Hi Hilmar,
No argument from me, just my prejudice against "solution via ontology", and my enthusiasm for "schema-last" - the idea that the schema reveals itself after you've populated the knowledge base. This was never really possible with relational databases, where a table must be defined before it can be populated. But graph databases (expecially the "anyone can say anything" semantic web) practically invite a degree of schema-last. Examples include Freebase (schema-last by design), and FOAF, whose specification is so widely ignored and mis-used (often to good effect), that the de-facto spec is the one that can be abstracted from FOAF files in the wild.
The semantic web is littered with ontologies lacking instance data; my hope is that generating instance data is a significant part of the ontology building process for each of the ontologies proposed by the report. By "generating instance data" I mean not simply marking up a few example records, but generating millions of triples to query over as part of the development cycle. This will indicate both the suitability of the ontology to the use cases, and also its ease of use.
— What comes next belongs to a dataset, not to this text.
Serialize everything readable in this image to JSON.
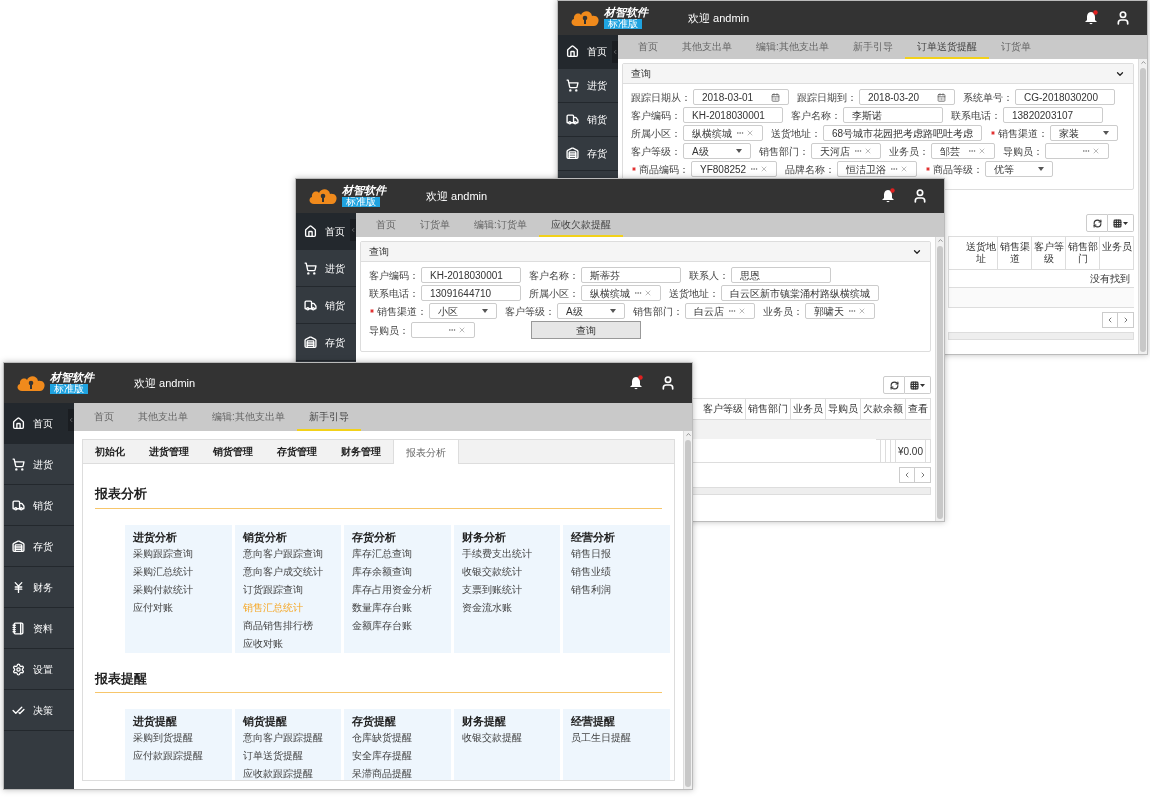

I like the order in which the GBIF report lists its infrastructure recommendations. Persistent URIs (the underpinning of everything); followed by competency questions and use cases (very helpful in the prevention of mental masturbation); followed by OWL ontologies (to facilitate reasoning). Perhaps the only place where we differ is that you're comfortable with "incorporate instance data into the ontology design process" being implicit, while I never tire of seeing that point hammered home.
Regards - Joel.
On Mon, 14 Feb 2011, Hilmar Lapp wrote:
On Feb 14, 2011, at 12:05 PM, joel sachs wrote:
I think the recommendations are heavy on building ontologies, and light on suggesting paths to linked data representations of instance data.
Good observation. I can't speak for all of the authors, but in my experience building Linked Data representations is mostly a technical problem, and thus much easier compared to building soundly engineered, commonly agreed upon ontologies with deep domain knowledge capture. The latter is hard, because it requires overcoming a lot of social challenges.
As for the GBIF report, personally I think linked biodiversity data representations will come at about the same pace whether or not GBIF pushes on that front (though GBIF can help make those representations better by provisioning stable resolvable identifier services, URIs etc). There is a unique opportunity though for "neutral" organizations such as GBIF (or, in fact, TDWG), to significantly accelerate the development of sound ontologies by catalyzing the community engagement, coherence, and discourse that is necessary for them.
-hilmar
=========================================================== : Hilmar Lapp -:- Durham, NC -:- informatics.nescent.org : ===========================================================